Will a New Glass Battery Accelerate the End of Oil?

Posted by in categories: energy, internet, sustainability

Circa 2017


Electric car purchases have been on the rise lately, posting an estimated 60 percent growth rate last year. They’re poised for rapid adoption by 2022, when EVs are projected to cost the same as internal combustion cars. However, these estimates all presume the incumbent lithium-ion battery remains the go-to EV power source. So, when researchers this week at the University of Texas at Austin unveiled a new, promising lithium- or sodium–glass battery technology, it threatened to accelerate even rosy projections for battery-powered cars.

“I think we have the possibility of doing what we’ve been trying to do for the last 20 years,” says John Goodenough, coinventor of the now ubiquitous lithium-ion battery and emeritus professor at the Cockrell School of Engineering at the University of Texas, Austin. “That is, to get an electric car that will be competitive in cost and convenience with the internal combustion engine.” Goodenough added that this new battery technology could also store intermittent solar and wind power on the electric grid.

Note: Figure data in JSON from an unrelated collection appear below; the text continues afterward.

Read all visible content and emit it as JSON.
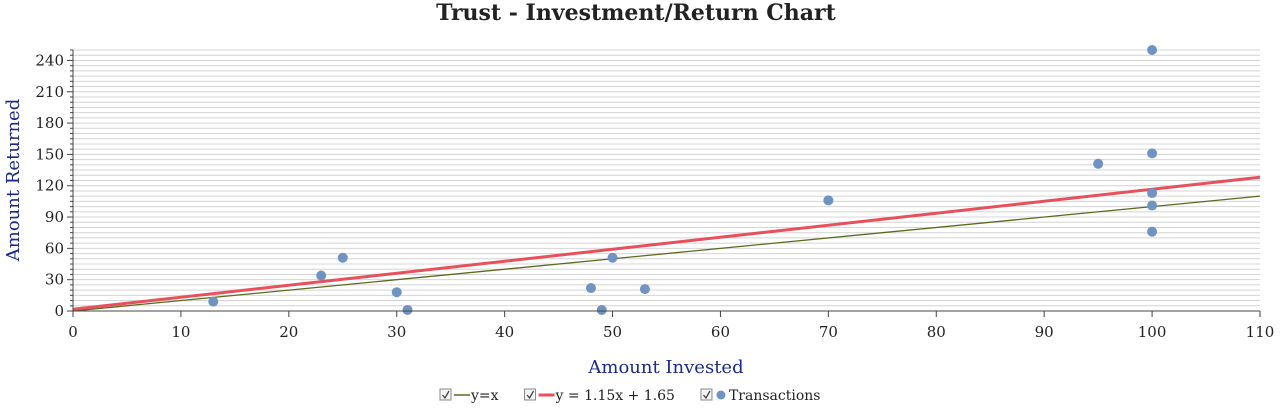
{
  "chart_data": {
    "type": "scatter",
    "title": "Trust - Investment/Return Chart",
    "xlabel": "Amount Invested",
    "ylabel": "Amount Returned",
    "xlim": [
      0,
      110
    ],
    "ylim": [
      0,
      250
    ],
    "x_ticks": [
      0,
      10,
      20,
      30,
      40,
      50,
      60,
      70,
      80,
      90,
      100,
      110
    ],
    "y_ticks": [
      0,
      30,
      60,
      90,
      120,
      150,
      180,
      210,
      240
    ],
    "grid": true,
    "legend_position": "bottom",
    "series": [
      {
        "name": "y=x",
        "kind": "line",
        "slope": 1,
        "intercept": 0,
        "color": "#5c6a1e"
      },
      {
        "name": "y = 1.15x + 1.65",
        "kind": "line",
        "slope": 1.15,
        "intercept": 1.65,
        "color": "#e8505b"
      },
      {
        "name": "Transactions",
        "kind": "points",
        "color": "#7094c1",
        "points": [
          {
            "x": 13,
            "y": 9
          },
          {
            "x": 23,
            "y": 34
          },
          {
            "x": 25,
            "y": 51
          },
          {
            "x": 30,
            "y": 18
          },
          {
            "x": 31,
            "y": 1
          },
          {
            "x": 48,
            "y": 22
          },
          {
            "x": 49,
            "y": 1
          },
          {
            "x": 50,
            "y": 51
          },
          {
            "x": 53,
            "y": 21
          },
          {
            "x": 70,
            "y": 106
          },
          {
            "x": 95,
            "y": 141
          },
          {
            "x": 100,
            "y": 250
          },
          {
            "x": 100,
            "y": 151
          },
          {
            "x": 100,
            "y": 113
          },
          {
            "x": 100,
            "y": 101
          },
          {
            "x": 100,
            "y": 76
          }
        ]
      }
    ]
  }
}
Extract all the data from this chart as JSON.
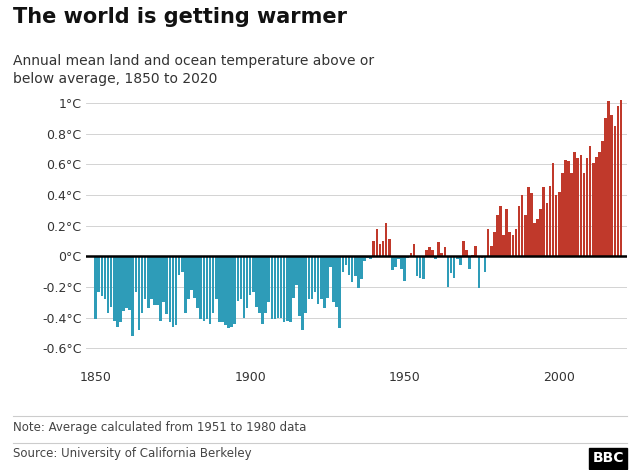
{
  "title": "The world is getting warmer",
  "subtitle": "Annual mean land and ocean temperature above or\nbelow average, 1850 to 2020",
  "note": "Note: Average calculated from 1951 to 1980 data",
  "source": "Source: University of California Berkeley",
  "ylim": [
    -0.72,
    1.12
  ],
  "yticks": [
    -0.6,
    -0.4,
    -0.2,
    0.0,
    0.2,
    0.4,
    0.6,
    0.8,
    1.0
  ],
  "ytick_labels": [
    "-0.6°C",
    "-0.4°C",
    "-0.2°C",
    "0°C",
    "0.2°C",
    "0.4°C",
    "0.6°C",
    "0.8°C",
    "1°C"
  ],
  "xlim": [
    1847,
    2022
  ],
  "xticks": [
    1850,
    1900,
    1950,
    2000
  ],
  "color_positive": "#C0392B",
  "color_negative": "#2E9CB8",
  "background_color": "#ffffff",
  "years": [
    1850,
    1851,
    1852,
    1853,
    1854,
    1855,
    1856,
    1857,
    1858,
    1859,
    1860,
    1861,
    1862,
    1863,
    1864,
    1865,
    1866,
    1867,
    1868,
    1869,
    1870,
    1871,
    1872,
    1873,
    1874,
    1875,
    1876,
    1877,
    1878,
    1879,
    1880,
    1881,
    1882,
    1883,
    1884,
    1885,
    1886,
    1887,
    1888,
    1889,
    1890,
    1891,
    1892,
    1893,
    1894,
    1895,
    1896,
    1897,
    1898,
    1899,
    1900,
    1901,
    1902,
    1903,
    1904,
    1905,
    1906,
    1907,
    1908,
    1909,
    1910,
    1911,
    1912,
    1913,
    1914,
    1915,
    1916,
    1917,
    1918,
    1919,
    1920,
    1921,
    1922,
    1923,
    1924,
    1925,
    1926,
    1927,
    1928,
    1929,
    1930,
    1931,
    1932,
    1933,
    1934,
    1935,
    1936,
    1937,
    1938,
    1939,
    1940,
    1941,
    1942,
    1943,
    1944,
    1945,
    1946,
    1947,
    1948,
    1949,
    1950,
    1951,
    1952,
    1953,
    1954,
    1955,
    1956,
    1957,
    1958,
    1959,
    1960,
    1961,
    1962,
    1963,
    1964,
    1965,
    1966,
    1967,
    1968,
    1969,
    1970,
    1971,
    1972,
    1973,
    1974,
    1975,
    1976,
    1977,
    1978,
    1979,
    1980,
    1981,
    1982,
    1983,
    1984,
    1985,
    1986,
    1987,
    1988,
    1989,
    1990,
    1991,
    1992,
    1993,
    1994,
    1995,
    1996,
    1997,
    1998,
    1999,
    2000,
    2001,
    2002,
    2003,
    2004,
    2005,
    2006,
    2007,
    2008,
    2009,
    2010,
    2011,
    2012,
    2013,
    2014,
    2015,
    2016,
    2017,
    2018,
    2019,
    2020
  ],
  "anomalies": [
    -0.41,
    -0.23,
    -0.26,
    -0.28,
    -0.37,
    -0.33,
    -0.42,
    -0.46,
    -0.43,
    -0.36,
    -0.34,
    -0.35,
    -0.52,
    -0.23,
    -0.48,
    -0.37,
    -0.28,
    -0.34,
    -0.28,
    -0.32,
    -0.32,
    -0.42,
    -0.3,
    -0.38,
    -0.43,
    -0.46,
    -0.45,
    -0.12,
    -0.1,
    -0.37,
    -0.28,
    -0.22,
    -0.27,
    -0.34,
    -0.41,
    -0.42,
    -0.41,
    -0.44,
    -0.37,
    -0.28,
    -0.43,
    -0.43,
    -0.45,
    -0.47,
    -0.46,
    -0.44,
    -0.29,
    -0.28,
    -0.4,
    -0.34,
    -0.25,
    -0.23,
    -0.33,
    -0.37,
    -0.44,
    -0.37,
    -0.3,
    -0.41,
    -0.41,
    -0.4,
    -0.4,
    -0.43,
    -0.42,
    -0.43,
    -0.27,
    -0.19,
    -0.39,
    -0.48,
    -0.37,
    -0.28,
    -0.28,
    -0.23,
    -0.31,
    -0.28,
    -0.34,
    -0.27,
    -0.07,
    -0.3,
    -0.33,
    -0.47,
    -0.1,
    -0.06,
    -0.12,
    -0.17,
    -0.13,
    -0.21,
    -0.15,
    -0.03,
    -0.01,
    -0.02,
    0.1,
    0.18,
    0.08,
    0.1,
    0.22,
    0.11,
    -0.09,
    -0.07,
    -0.02,
    -0.08,
    -0.16,
    -0.01,
    0.02,
    0.08,
    -0.13,
    -0.14,
    -0.15,
    0.04,
    0.06,
    0.04,
    -0.02,
    0.09,
    0.02,
    0.06,
    -0.2,
    -0.11,
    -0.14,
    -0.02,
    -0.06,
    0.1,
    0.04,
    -0.08,
    0.01,
    0.07,
    -0.21,
    -0.01,
    -0.1,
    0.18,
    0.07,
    0.16,
    0.27,
    0.33,
    0.14,
    0.31,
    0.16,
    0.14,
    0.18,
    0.33,
    0.4,
    0.27,
    0.45,
    0.41,
    0.22,
    0.24,
    0.31,
    0.45,
    0.35,
    0.46,
    0.61,
    0.4,
    0.42,
    0.54,
    0.63,
    0.62,
    0.54,
    0.68,
    0.64,
    0.66,
    0.54,
    0.64,
    0.72,
    0.61,
    0.65,
    0.68,
    0.75,
    0.9,
    1.01,
    0.92,
    0.85,
    0.98,
    1.02
  ]
}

Yet, the world has seen alleged game-changing battery breakthroughs come to naught before. In 2014, for instance, Japanese researchers offered up a cotton–based (!) new battery design that was touted as “energy dense, reliable, safe, and sustainable.” And if the cotton battery is still going to change the world, its promoters could certainly use a new wave of press and media releases, as an Internet search on their technology today produces links that are no more current than 2014–2015 vintage.